Sunday, June 6, 2004

Gipper faded into twilight


Presidency gave way to privacy

By Jeff Wilson
The Associated Press

[photo]
Nancy Reagan kisses the former president at their Bel-Air home in February 2000.
Associated Press file
LOS ANGELES - The day George H.W. Bush took over the Oval Office in 1989, the Gipper returned to Reagan Country beaming with an aw-shucks smile and dreams of chopping wood and riding his horse at his mountaintop ranch.

"There's nothing better for the inside of a man than the outside of a horse," the nation's 40th chief executive said at the time, repeating an oft-quoted phrase.

Ronald Reagan basked in the glory of retirement, but then the slow death of Alzheimer's disease robbed the life of the former president and he became a recluse under the protection of his wife and caregiver, Nancy.

He filled his first post-White House years with $50,000 speaking engagements, nights on the town with Hollywood elite and trips to his beloved Rancho del Cielo north of Santa Barbara.

It was there in 1992 where former Soviet leader Mikhail Gorbachev hopped into Reagan's blue Jeep - a gift from Nancy with the personal license plate GIPPER - and went for a tour of the ranch with Reagan at the wheel.

Reagan showed off his manmade pond Lake Lucky, hand-hewn corral fencing, horses and the giant California oak trees he had recently trimmed.

"I love the dappled look on the ground when the sun comes through," Reagan once said.

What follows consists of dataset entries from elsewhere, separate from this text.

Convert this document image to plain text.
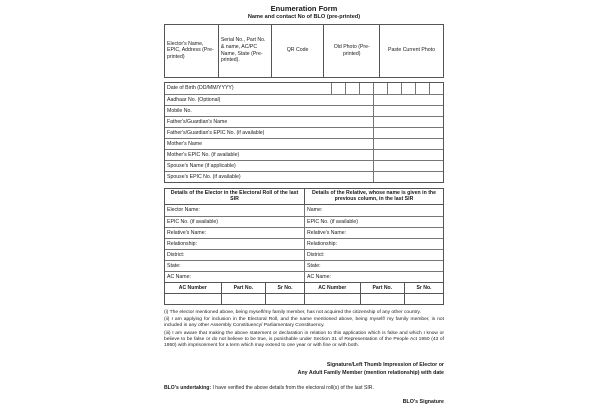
Enumeration Form
Name and contact No of BLO (pre-printed)
Elector's Name, EPIC, Address (Pre-printed)
Serial No., Part No. & name, AC/PC Name, State (Pre-printed).
QR Code
Old Photo (Pre-printed)
Paste Current Photo
Date of Birth (DD/MM/YYYY)
Aadhaar No. (Optional)
Mobile No.
Father's/Guardian's Name
Father's/Guardian's EPIC No. (if available)
Mother's Name
Mother's EPIC No. (if available)
Spouse's Name (if applicable)
Spouse's EPIC No. (if available)
Details of the Elector in the Electoral Roll of the last SIR
Details of the Relative, whose name is given in the previous column, in the last SIR
Elector Name:	Name:
EPIC No. (if available)	EPIC No. (if available)
Relative's Name:	Relative's Name:
Relationship:	Relationship:
District:	District:
State:	State:
AC Name:	AC Name:
AC Number	Part No.	Sr No.	AC Number	Part No.	Sr No.

(i) The elector mentioned above, being myself/my family member, has not acquired the citizenship of any other country.

(ii) I am applying for inclusion in the Electoral Roll, and the name mentioned above, being myself/ my family member, is not included in any other Assembly Constituency/ Parliamentary Constituency.

(iii) I am aware that making the above statement or declaration in relation to this application which is false and which I know or believe to be false or do not believe to be true, is punishable under Section 31 of Representation of the People Act 1950 (43 of 1950) with imprisonment for a term which may extend to one year or with fine or with both.

Signature/Left Thumb Impression of Elector or
Any Adult Family Member (mention relationship) with date
BLO's undertaking: I have verified the above details from the electoral roll(s) of the last SIR.
BLO's Signature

For the retired cowboy-politician, staying at the ranch one week a month seemed fitting. On the way home, Reagan usually stopped by his presidential library in Simi Valley, midway between the ranch and his Bel-Air home.

The Ronald Reagan Presidential Library had opened in grand style in 1991 with an unforgettable moment as five presidents - Richard Nixon, Gerald Ford, Jimmy Carter, Reagan and the first Bush - strolled the portico together.

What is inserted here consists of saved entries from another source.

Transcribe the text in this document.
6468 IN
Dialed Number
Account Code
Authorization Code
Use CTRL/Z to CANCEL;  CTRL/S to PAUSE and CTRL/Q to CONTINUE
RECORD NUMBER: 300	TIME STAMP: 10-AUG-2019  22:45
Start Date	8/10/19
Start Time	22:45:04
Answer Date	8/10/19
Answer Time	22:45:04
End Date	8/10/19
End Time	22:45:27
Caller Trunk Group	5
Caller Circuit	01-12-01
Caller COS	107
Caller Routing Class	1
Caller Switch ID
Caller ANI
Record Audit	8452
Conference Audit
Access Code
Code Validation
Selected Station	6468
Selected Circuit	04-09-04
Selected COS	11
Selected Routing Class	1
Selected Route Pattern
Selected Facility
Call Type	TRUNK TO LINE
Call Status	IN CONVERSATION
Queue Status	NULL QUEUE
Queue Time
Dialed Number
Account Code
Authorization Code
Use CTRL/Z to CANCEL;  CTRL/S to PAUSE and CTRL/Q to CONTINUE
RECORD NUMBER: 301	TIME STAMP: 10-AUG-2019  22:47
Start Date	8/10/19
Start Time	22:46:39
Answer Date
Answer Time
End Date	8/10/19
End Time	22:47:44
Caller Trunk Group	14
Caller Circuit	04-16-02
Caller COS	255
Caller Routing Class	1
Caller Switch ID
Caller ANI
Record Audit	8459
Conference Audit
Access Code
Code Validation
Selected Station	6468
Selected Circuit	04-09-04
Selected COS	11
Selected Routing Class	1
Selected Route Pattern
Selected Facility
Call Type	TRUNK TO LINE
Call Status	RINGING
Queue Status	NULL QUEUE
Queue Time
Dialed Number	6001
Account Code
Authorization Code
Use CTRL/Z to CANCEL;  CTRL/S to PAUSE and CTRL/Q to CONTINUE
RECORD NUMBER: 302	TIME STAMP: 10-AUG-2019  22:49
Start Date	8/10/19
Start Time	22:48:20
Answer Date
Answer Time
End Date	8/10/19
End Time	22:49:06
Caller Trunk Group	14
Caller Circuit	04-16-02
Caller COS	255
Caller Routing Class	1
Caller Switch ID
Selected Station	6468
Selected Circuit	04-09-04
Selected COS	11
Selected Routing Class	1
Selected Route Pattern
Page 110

The retirement years weren't always such lofty moments, however.

Reagan thrilled passers-by when he went Christmas shopping at a mall near his Century City office, a lavish space atop Fox Plaza, the glass-and-granite building used in the 1988 Bruce Willis movie Die Hard. He loved lunches at the California Pizza Kitchen, as well as Mrs. Fields chocolate-chip cookies.

After a few hours at his office, visiting with old friends, posing for snapshots and catching an afternoon glimpse of the Channel Islands, Reagan went home to work out in his basement gym.

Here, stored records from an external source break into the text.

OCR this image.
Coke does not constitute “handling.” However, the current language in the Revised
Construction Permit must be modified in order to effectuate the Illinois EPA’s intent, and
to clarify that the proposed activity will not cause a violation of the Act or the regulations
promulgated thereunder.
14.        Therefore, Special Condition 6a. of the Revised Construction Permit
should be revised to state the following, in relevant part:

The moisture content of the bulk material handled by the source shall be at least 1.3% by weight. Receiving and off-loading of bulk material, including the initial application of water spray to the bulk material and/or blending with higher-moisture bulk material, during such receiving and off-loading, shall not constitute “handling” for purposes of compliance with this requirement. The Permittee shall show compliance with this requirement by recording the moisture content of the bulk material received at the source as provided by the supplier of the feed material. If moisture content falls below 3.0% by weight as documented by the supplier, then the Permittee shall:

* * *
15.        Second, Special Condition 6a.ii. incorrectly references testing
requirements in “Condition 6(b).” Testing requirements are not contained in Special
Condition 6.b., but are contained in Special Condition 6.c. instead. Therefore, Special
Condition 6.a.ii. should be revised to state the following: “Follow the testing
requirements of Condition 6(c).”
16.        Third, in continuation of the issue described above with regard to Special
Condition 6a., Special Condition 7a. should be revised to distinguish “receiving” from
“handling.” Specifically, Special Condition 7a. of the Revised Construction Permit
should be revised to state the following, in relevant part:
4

Dinner at home meant his favorite meal: meat loaf and macaroni & cheese. But in those early post-Washington years, Chasen's restaurant, and the booth where he proposed to Nancy, was a frequent evening destination.

At a luncheon on the eve of the USC-Notre Dame football game in 1990, Reagan told the crowd: "I know some of you are wondering if I'm going to say that line from that certain movie. But I know better than to take sides. So I've come up with what I hope will be a good compromise. As you may know, tomorrow I will flip the coin to officially start the game. So if you'll permit a little modification: Will you tell your teams to go out there and win one for the Flipper?"

It was vintage Reagan, the Reagan most remember.

Then, on Nov. 5, 1994, the Great Communicator told the world in a poignant letter that he had Alzheimer's disease. "I now begin the journey that will lead me into the sunset of my life. I know that for America there will always be a bright dawn ahead," he wrote.

Reagan was rarely seen again publicly. For three years, he continued going to his office each day. He also played golf, walked the Venice boardwalk and attended Bel-Air Presbyterian church on Sundays.

Reagan didn't mention the ranch again for years, and in 1998, heaven on earth for Ronald Reagan was sold to a conservative organization dedicated to preserving the memory of the Reagan Revolution. The Virginia-based Young America's Foundation paid nearly $6 million for the former Western White House.